Transcript of last part of Ilan Pappe’s interview with Dr Nick Maynard
Maynard: You’ve consistently said that a one state solution is the correct solution to the Israel-Palestine situation. Is that still your belief, and perhaps you could expand on why you think that and what you believe is the right way forward.
Pappe: Yes, I’m part of a group of mainly Palestinians and as you can imagine a small number of Israeli Jews, who are a part of something called the One Democratic State Initiative. We believe that whether we supported it in the past or didn’t support it in the past, we believe that the 2 state solution is dead for all intents and purposes. And actually we all, everyone who lives between the River Jordan and the Mediterranean, is already living under one state. It’s one apartheid state, which has a matrix of legal regimes for different groups of Palestinians. But all in all this state controls every part, including Gaza. It can tighten the siege on Gaza if it wants, it can allow people to live a bit better and so on. So this is one state and the two state solution was defeated by the Judaisation, the vast Judaisation of the West Bank, which goes on, and under this current government is even accelerated and intensified. So I think it’s ridiculous to continue and talk about a space that doesn’t exist as a future space for a nation state, or a sovereign state.
The second thing I would like to say about it is that of course nobody underestimates the difficulties in creating a joint state with millions of Israeli Jews who would not give up the privileges they have, the control that they have and so on. So I think probably even more important than talking about the vision of the future it’s far more important to rethink the language we are using for what we are hoping would happen in Palestine. I think for too many years we were using the discourse, the language of peace, as if there was a paradigm of parity between the two parts that only need a bit of prodding from the outside to make peace between themselves. And that’s the basis of the two state solution. I think we all realise that this is not true, that the Palestinians have been and are colonised by Israel. It’s not a war between Israel and the Palestinians. It’s a project of colonialism and the Palestinians are trying – not very successfully – to wage an anti-colonialist war against that colonisation. So we are looking for decolonisation in the 21st century, which sounds a bit bizarre because people think that decolonisation already happened. But it didn’t happen in Palestine yet. And decolonisation means only one thing which is important for the time being, that unlike what happened in the past 50 years, the Palestinians have to lead the way into the post colonial Israel and Palestine. The Palestinians should tell the Israelis how they view millions of Jews in a future political structure rather than the Israelis telling the Palestinians where they can live and how they can live and if they can live at all.

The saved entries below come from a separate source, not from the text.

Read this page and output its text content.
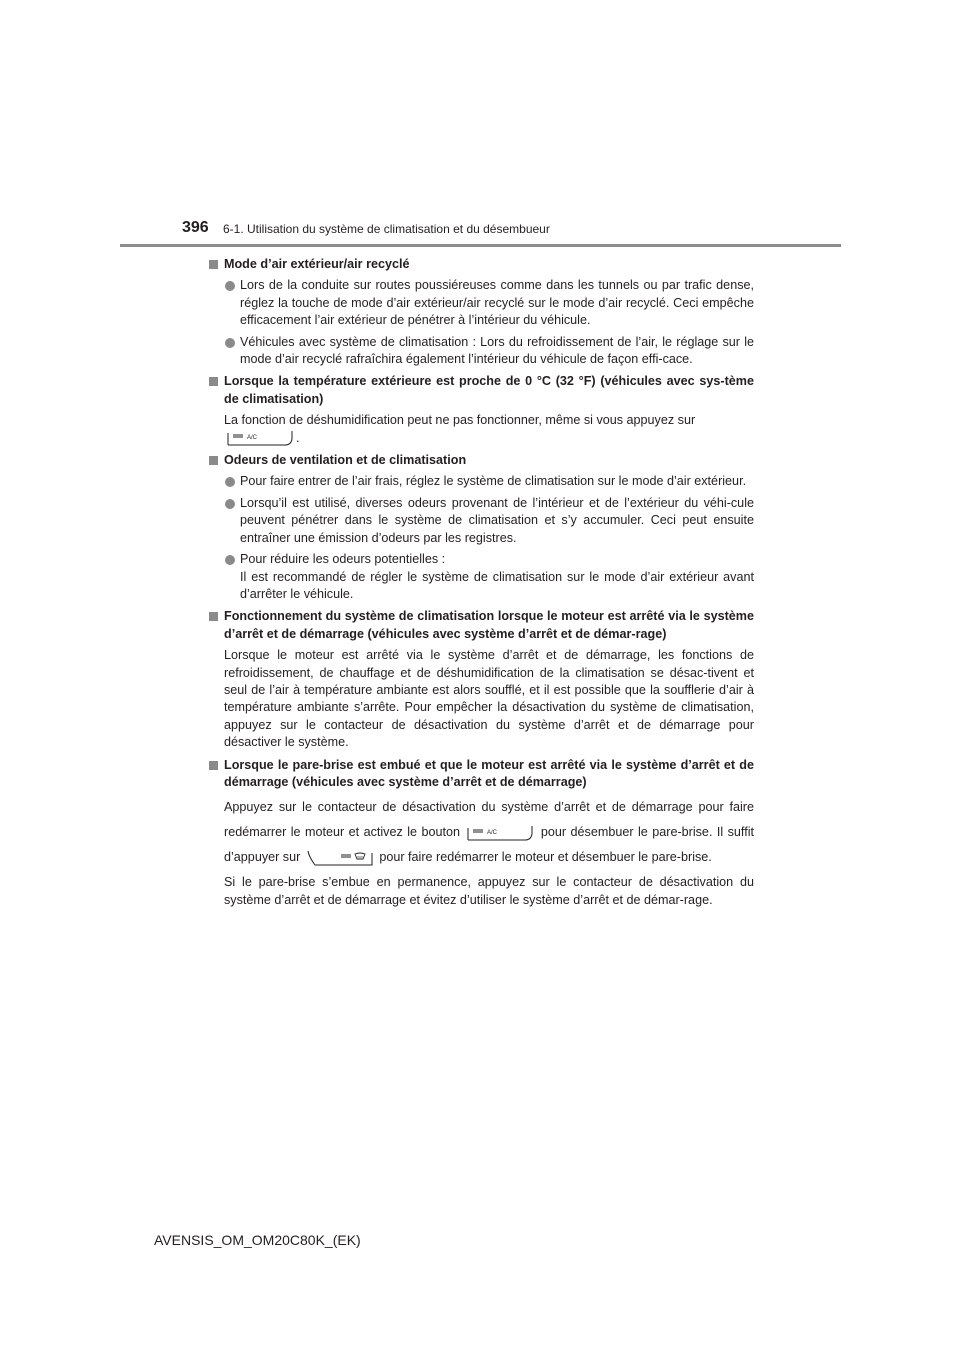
396 6-1. Utilisation du système de climatisation et du désembueur
Mode d’air extérieur/air recyclé
Lors de la conduite sur routes poussiéreuses comme dans les tunnels ou par trafic dense, réglez la touche de mode d’air extérieur/air recyclé sur le mode d’air recyclé. Ceci empêche efficacement l’air extérieur de pénétrer à l’intérieur du véhicule.
Véhicules avec système de climatisation : Lors du refroidissement de l’air, le réglage sur le mode d’air recyclé rafraîchira également l’intérieur du véhicule de façon effi-cace.
Lorsque la température extérieure est proche de 0 °C (32 °F) (véhicules avec sys-tème de climatisation)
La fonction de déshumidification peut ne pas fonctionner, même si vous appuyez sur

A/C	.
Odeurs de ventilation et de climatisation
Pour faire entrer de l’air frais, réglez le système de climatisation sur le mode d’air extérieur.
Lorsqu’il est utilisé, diverses odeurs provenant de l’intérieur et de l’extérieur du véhi-cule peuvent pénétrer dans le système de climatisation et s’y accumuler. Ceci peut ensuite entraîner une émission d’odeurs par les registres.
Pour réduire les odeurs potentielles :
Il est recommandé de régler le système de climatisation sur le mode d’air extérieur avant d’arrêter le véhicule.
Fonctionnement du système de climatisation lorsque le moteur est arrêté via le système d’arrêt et de démarrage (véhicules avec système d’arrêt et de démar-rage)
Lorsque le moteur est arrêté via le système d’arrêt et de démarrage, les fonctions de refroidissement, de chauffage et de déshumidification de la climatisation se désac-tivent et seul de l’air à température ambiante est alors soufflé, et il est possible que la soufflerie d’air à température ambiante s’arrête. Pour empêcher la désactivation du système de climatisation, appuyez sur le contacteur de désactivation du système d’arrêt et de démarrage pour désactiver le système.
Lorsque le pare-brise est embué et que le moteur est arrêté via le système d’arrêt et de démarrage (véhicules avec système d’arrêt et de démarrage)
Appuyez sur le contacteur de désactivation du système d’arrêt et de démarrage pour faire redémarrer le moteur et activez le bouton	A/C	pour désembuer le pare-brise. Il suffit d’appuyer sur	pour faire redémarrer le moteur et désembuer le pare-brise.
Si le pare-brise s’embue en permanence, appuyez sur le contacteur de désactivation du système d’arrêt et de démarrage et évitez d’utiliser le système d’arrêt et de démar-rage.
AVENSIS_OM_OM20C80K_(EK)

I think that’s the kind of change I believe in, and then I think, as difficult as building a joint state would be, whether it would be a federated state or not, that doesn’t matter, there will be the energy and the capacity to do it; but first of all there needs to be an understanding of the existential danger the Palestinians are facing from a settler-colonial project that has not ended its mission and is continuing to implement its policies because the West is silent, in many ways is supportive of this project of dispossession.